I was 15 when I opened one of her letters and as soon as I saw that it was typed instead of handwritten, I knew something was wrong. She was recovering from heart surgery and her husband, my Godfather, had died. Three months later and she was gone too. I went to the funeral and that was the last time I saw any of her family or friends. I wonder if that is what's been bothering me so much lately: I never kept up contact with anyone. Janice was my link to them while I was in Texas, and when she died, I never tried to strike up a correspondence with anyone else.

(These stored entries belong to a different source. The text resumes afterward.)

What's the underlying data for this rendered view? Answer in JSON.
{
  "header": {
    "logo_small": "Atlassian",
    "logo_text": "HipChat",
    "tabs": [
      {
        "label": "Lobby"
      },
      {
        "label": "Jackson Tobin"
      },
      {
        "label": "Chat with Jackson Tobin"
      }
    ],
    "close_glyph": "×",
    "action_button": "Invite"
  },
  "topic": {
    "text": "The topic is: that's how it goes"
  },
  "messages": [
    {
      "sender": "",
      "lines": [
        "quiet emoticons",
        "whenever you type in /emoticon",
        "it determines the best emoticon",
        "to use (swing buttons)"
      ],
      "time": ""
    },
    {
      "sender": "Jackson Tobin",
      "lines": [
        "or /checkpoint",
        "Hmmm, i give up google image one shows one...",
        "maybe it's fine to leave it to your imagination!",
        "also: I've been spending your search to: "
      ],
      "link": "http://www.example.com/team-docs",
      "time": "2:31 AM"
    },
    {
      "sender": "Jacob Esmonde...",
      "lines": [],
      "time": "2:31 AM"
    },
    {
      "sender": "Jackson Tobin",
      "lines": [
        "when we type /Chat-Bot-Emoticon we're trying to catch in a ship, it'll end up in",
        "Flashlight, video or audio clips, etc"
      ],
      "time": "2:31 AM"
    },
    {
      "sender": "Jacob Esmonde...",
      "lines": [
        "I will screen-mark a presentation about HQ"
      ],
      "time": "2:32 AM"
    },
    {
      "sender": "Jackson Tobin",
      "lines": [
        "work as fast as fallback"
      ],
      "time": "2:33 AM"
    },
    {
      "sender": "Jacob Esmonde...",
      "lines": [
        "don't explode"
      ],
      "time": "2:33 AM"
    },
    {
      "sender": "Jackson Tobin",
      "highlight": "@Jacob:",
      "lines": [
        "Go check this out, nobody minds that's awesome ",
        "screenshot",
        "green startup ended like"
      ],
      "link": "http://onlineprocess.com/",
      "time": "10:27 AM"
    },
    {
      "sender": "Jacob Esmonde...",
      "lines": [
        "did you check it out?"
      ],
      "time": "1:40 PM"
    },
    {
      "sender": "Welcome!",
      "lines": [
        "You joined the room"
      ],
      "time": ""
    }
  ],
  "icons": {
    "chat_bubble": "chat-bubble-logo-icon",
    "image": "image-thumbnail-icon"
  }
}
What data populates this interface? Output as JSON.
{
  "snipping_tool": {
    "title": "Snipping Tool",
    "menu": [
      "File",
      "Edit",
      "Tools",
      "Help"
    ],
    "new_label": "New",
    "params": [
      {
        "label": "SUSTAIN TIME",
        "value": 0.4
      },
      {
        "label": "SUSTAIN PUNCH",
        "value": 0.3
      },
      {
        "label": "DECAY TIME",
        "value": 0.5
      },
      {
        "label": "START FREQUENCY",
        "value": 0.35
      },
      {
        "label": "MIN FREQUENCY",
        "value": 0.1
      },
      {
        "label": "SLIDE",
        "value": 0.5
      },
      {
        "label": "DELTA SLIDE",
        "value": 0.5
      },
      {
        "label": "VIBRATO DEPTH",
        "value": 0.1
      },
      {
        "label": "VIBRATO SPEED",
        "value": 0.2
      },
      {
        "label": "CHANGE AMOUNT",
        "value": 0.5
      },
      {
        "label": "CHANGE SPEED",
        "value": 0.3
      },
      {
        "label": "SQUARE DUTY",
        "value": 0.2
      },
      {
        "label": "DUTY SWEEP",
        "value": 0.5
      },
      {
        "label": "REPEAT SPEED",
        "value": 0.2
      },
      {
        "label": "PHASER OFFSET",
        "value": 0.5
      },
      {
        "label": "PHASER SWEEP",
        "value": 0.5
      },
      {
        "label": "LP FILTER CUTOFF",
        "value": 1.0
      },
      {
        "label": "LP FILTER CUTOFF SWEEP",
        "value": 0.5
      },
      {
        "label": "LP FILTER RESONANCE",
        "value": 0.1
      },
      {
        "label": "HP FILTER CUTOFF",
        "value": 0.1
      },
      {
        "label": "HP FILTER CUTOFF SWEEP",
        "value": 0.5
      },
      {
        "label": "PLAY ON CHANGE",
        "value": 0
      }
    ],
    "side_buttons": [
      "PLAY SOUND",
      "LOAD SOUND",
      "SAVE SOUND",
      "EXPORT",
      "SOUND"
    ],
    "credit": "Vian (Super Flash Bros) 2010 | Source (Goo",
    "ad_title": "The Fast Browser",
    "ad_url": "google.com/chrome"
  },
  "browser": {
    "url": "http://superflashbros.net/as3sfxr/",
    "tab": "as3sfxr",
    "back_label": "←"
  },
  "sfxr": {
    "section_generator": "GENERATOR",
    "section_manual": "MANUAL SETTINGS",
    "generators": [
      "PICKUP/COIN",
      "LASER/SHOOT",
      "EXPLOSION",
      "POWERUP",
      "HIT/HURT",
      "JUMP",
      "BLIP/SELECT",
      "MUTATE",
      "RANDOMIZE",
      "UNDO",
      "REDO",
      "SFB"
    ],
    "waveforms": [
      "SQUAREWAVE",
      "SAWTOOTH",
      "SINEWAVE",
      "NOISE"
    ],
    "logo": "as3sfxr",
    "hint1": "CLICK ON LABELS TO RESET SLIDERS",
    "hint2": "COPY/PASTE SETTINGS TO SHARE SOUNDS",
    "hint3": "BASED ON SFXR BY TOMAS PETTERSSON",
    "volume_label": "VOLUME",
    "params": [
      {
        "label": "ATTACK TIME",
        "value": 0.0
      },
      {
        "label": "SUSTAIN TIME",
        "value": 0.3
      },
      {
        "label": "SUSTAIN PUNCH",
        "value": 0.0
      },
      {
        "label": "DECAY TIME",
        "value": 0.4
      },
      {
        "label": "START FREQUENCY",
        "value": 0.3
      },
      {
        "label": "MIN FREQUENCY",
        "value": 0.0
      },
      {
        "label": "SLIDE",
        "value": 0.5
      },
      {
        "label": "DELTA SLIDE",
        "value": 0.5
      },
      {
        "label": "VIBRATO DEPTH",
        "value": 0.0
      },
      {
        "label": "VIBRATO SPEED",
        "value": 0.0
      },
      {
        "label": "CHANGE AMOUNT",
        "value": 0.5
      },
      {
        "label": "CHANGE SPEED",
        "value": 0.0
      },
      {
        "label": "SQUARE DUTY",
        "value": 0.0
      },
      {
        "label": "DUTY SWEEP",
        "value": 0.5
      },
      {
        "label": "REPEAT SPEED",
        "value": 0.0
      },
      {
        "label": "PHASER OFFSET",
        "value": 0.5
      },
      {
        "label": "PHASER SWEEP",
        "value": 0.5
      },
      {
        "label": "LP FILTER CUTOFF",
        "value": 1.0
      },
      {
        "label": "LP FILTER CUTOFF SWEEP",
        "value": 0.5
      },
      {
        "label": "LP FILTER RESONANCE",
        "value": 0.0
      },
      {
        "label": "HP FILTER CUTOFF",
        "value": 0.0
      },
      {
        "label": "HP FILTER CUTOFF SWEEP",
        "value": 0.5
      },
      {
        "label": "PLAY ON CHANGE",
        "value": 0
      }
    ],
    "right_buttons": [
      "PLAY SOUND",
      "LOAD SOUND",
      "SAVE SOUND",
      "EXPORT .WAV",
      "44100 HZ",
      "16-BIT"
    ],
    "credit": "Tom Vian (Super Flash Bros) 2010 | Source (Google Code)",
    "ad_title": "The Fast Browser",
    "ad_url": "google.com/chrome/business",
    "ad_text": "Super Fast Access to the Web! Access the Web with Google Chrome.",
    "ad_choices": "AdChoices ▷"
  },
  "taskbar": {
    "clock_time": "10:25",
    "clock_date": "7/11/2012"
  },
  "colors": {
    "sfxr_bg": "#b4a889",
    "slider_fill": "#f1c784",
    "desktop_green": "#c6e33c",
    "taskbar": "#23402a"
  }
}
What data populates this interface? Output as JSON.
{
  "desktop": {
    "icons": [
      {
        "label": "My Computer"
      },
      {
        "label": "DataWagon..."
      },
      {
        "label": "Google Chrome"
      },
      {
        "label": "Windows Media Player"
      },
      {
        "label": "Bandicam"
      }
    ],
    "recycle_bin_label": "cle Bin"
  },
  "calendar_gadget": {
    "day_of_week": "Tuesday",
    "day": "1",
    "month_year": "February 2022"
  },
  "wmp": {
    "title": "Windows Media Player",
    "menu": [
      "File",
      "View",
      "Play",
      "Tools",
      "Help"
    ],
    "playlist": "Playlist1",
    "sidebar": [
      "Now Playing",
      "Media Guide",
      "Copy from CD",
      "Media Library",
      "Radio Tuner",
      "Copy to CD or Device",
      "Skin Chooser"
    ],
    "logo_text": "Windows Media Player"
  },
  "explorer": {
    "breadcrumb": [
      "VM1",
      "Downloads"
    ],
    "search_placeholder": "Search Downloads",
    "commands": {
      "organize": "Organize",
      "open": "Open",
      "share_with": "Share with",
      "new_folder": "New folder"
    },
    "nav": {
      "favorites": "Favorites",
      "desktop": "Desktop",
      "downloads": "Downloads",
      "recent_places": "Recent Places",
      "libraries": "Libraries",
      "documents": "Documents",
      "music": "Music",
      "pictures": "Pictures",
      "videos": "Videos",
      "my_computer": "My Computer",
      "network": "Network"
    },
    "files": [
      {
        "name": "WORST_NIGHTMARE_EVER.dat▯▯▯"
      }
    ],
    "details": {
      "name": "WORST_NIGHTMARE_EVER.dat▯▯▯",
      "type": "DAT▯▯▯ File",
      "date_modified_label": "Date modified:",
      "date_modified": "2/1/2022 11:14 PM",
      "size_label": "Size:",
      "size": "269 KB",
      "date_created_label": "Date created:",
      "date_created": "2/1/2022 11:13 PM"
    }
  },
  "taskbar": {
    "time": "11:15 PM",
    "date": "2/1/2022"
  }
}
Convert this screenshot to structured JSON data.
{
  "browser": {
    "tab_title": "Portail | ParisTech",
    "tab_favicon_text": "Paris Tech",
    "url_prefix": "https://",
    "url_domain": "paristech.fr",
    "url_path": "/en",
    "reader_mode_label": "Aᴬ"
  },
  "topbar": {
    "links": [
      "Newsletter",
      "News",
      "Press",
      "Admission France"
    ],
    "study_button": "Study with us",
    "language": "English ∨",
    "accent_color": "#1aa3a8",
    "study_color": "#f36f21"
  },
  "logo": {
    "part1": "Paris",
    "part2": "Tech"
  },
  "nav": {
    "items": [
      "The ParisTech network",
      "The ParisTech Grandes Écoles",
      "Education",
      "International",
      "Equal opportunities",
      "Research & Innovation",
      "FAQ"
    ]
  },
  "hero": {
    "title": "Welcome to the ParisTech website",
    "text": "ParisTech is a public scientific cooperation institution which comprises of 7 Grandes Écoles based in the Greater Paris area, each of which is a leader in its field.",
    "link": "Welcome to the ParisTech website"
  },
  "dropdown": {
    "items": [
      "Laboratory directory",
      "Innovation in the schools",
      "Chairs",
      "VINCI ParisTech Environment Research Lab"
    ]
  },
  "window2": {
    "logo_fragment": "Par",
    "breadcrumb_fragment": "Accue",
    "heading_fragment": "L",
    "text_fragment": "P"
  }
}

But I don't know. Maybe that's not it. Gone is gone. Even if I had kept in touch, nothing fills that void, you know. And it still seems frightening that someone that meant so much to me, influenced my life so much, could just vanish. And that is what it seemed like to me: she just disappeared. One summer she was healthy and happy and a few fall letters later, she was too weak to write and then gone. Gone and all I have for proof of her existence is a bundle of cards and letters and a 25 year old plush dog.